Nowhere is this more clear than in the Arctic National Wildlife Refuge, where the Republican-led Congress tucked an ANWR oil and gas program into the 2017 Tax Cuts and Jobs Act. The Trump administration has scheduled the first — and, some industry observers worry, the only — oil and gas sale in the refuge two weeks before Biden takes office.
Biden has promised to restore protections in the refuge. But once leases are conveyed to bidders, it could be more difficult to bar future drilling, according to experts.
Earlier this month, former Alaska Gov. Bill Walker (I) drilled down on this perceived weak point for Biden, arguing that the state should bid on every single lease. If the government shuts down oil access in the future, it will have to "show up with its checkbook," he wrote in an op-ed in the Anchorage Daily News.
That demand for compensation could be made across the federal land spectrum, making it unlikely that the Biden camp will try to shut down oil and gas permitting, said a former Interior political who worked on energy issues for the Trump administration.
"I suspect the Biden team will be practical enough to avoid that," he said, noting that this would not please hardcore climate activists. "It’s hard to put the genie back in the bottle."
Earlier this month, hundreds of conservation groups signed a letter urging the president-elect to sign an executive order ending all new leasing and permitting on federal land, in keeping with his campaign commitments.
"Fossil fuels are killing our planet, so we’ve got to keep what’s left in the ground," said Kierán Suckling, executive director of the Center for Biological Diversity, in a statement accompanying the letter.
But before Biden takes office, there may be additional energy dominance moves.
Ben Goldey, a spokesman for Interior, said in an email that "the Department will continue to implement an all-of the-above energy dominance agenda that creates more American jobs, protects the safety of American workers, supports domestic energy production and helps conserve our environment."
Earlier this month, Politico reported that an offshore drilling plan could be in the works before the change in administration, and just last week, Interior’s solicitor, Daniel Jorjani, inked a legal opinion that significantly raises the bar that offshore wind developers have to clear when trying to raise turbines where fishermen trawl. And if green groups are unsuccessful in their attempt to pause the ANWR sale, it will go forward Jan. 6.

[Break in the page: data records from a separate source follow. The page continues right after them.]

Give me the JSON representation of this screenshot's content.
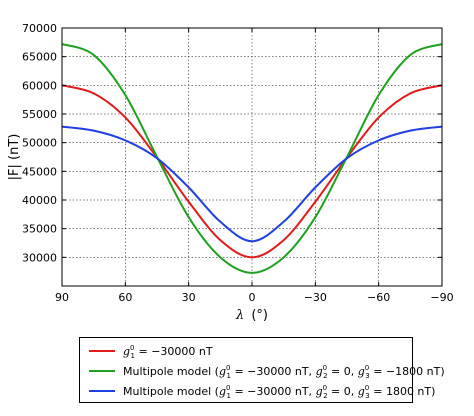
{
  "chart_data": {
    "type": "line",
    "xlabel_symbol": "λ",
    "xlabel_unit": "(°)",
    "ylabel": "|F| (nT)",
    "xlim": [
      90,
      -90
    ],
    "ylim": [
      25000,
      70000
    ],
    "x_ticks": [
      90,
      60,
      30,
      0,
      -30,
      -60,
      -90
    ],
    "x_tick_labels": [
      "90",
      "60",
      "30",
      "0",
      "−30",
      "−60",
      "−90"
    ],
    "y_ticks": [
      25000,
      30000,
      35000,
      40000,
      45000,
      50000,
      55000,
      60000,
      65000,
      70000
    ],
    "y_tick_labels": [
      "",
      "30000",
      "35000",
      "40000",
      "45000",
      "50000",
      "55000",
      "60000",
      "65000",
      "70000"
    ],
    "grid": true,
    "legend_position": "below",
    "series": [
      {
        "color": "#e01b1b",
        "x": [
          90,
          75,
          60,
          45,
          30,
          15,
          0,
          -15,
          -30,
          -45,
          -60,
          -75,
          -90
        ],
        "values": [
          60000,
          58600,
          54400,
          47400,
          39700,
          33000,
          30000,
          33000,
          39700,
          47400,
          54400,
          58600,
          60000
        ]
      },
      {
        "color": "#1fa11f",
        "x": [
          90,
          75,
          60,
          45,
          30,
          15,
          0,
          -15,
          -30,
          -45,
          -60,
          -75,
          -90
        ],
        "values": [
          67200,
          65300,
          58300,
          47500,
          37000,
          30000,
          27300,
          30000,
          37000,
          47500,
          58300,
          65300,
          67200
        ]
      },
      {
        "color": "#1f3fe0",
        "x": [
          90,
          75,
          60,
          45,
          30,
          15,
          0,
          -15,
          -30,
          -45,
          -60,
          -75,
          -90
        ],
        "values": [
          52800,
          52100,
          50400,
          47300,
          42200,
          36200,
          32800,
          36200,
          42200,
          47300,
          50400,
          52100,
          52800
        ]
      }
    ]
  },
  "legend": {
    "items": [
      {
        "color": "#e01b1b",
        "prefix": "",
        "parts": [
          {
            "sym": "g",
            "sup": "0",
            "sub": "1",
            "val": " = −30000 nT"
          }
        ],
        "suffix": ""
      },
      {
        "color": "#1fa11f",
        "prefix": "Multipole model (",
        "parts": [
          {
            "sym": "g",
            "sup": "0",
            "sub": "1",
            "val": " = −30000 nT, "
          },
          {
            "sym": "g",
            "sup": "0",
            "sub": "2",
            "val": " = 0, "
          },
          {
            "sym": "g",
            "sup": "0",
            "sub": "3",
            "val": " = −1800 nT"
          }
        ],
        "suffix": ")"
      },
      {
        "color": "#1f3fe0",
        "prefix": "Multipole model (",
        "parts": [
          {
            "sym": "g",
            "sup": "0",
            "sub": "1",
            "val": " = −30000 nT, "
          },
          {
            "sym": "g",
            "sup": "0",
            "sub": "2",
            "val": " = 0, "
          },
          {
            "sym": "g",
            "sup": "0",
            "sub": "3",
            "val": " = 1800 nT"
          }
        ],
        "suffix": ")"
      }
    ]
  }
}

It’s a race to fill the administration’s allotted time to the brim, reminiscent of the push to complete environmental and climate regulations in the final days of the Obama administration four years ago (E&E Daily, Jan. 11, 2017).
The Biden administration may also have to rush to get its policies across the finish line in just four years, said Squillace, the environmental law professor, lamenting the political swing dramatically affecting policy.
"If they only get four years, the pingpong is back, and who knows?" said Squillace, who said he views the greatest impact of the pro-energy era as lost time on climate action.
He added: "We’ve got to take what we can in these four years. I think there are opportunities to bring back some of the good policies the Obama administration put in place. But the politics of this are not over."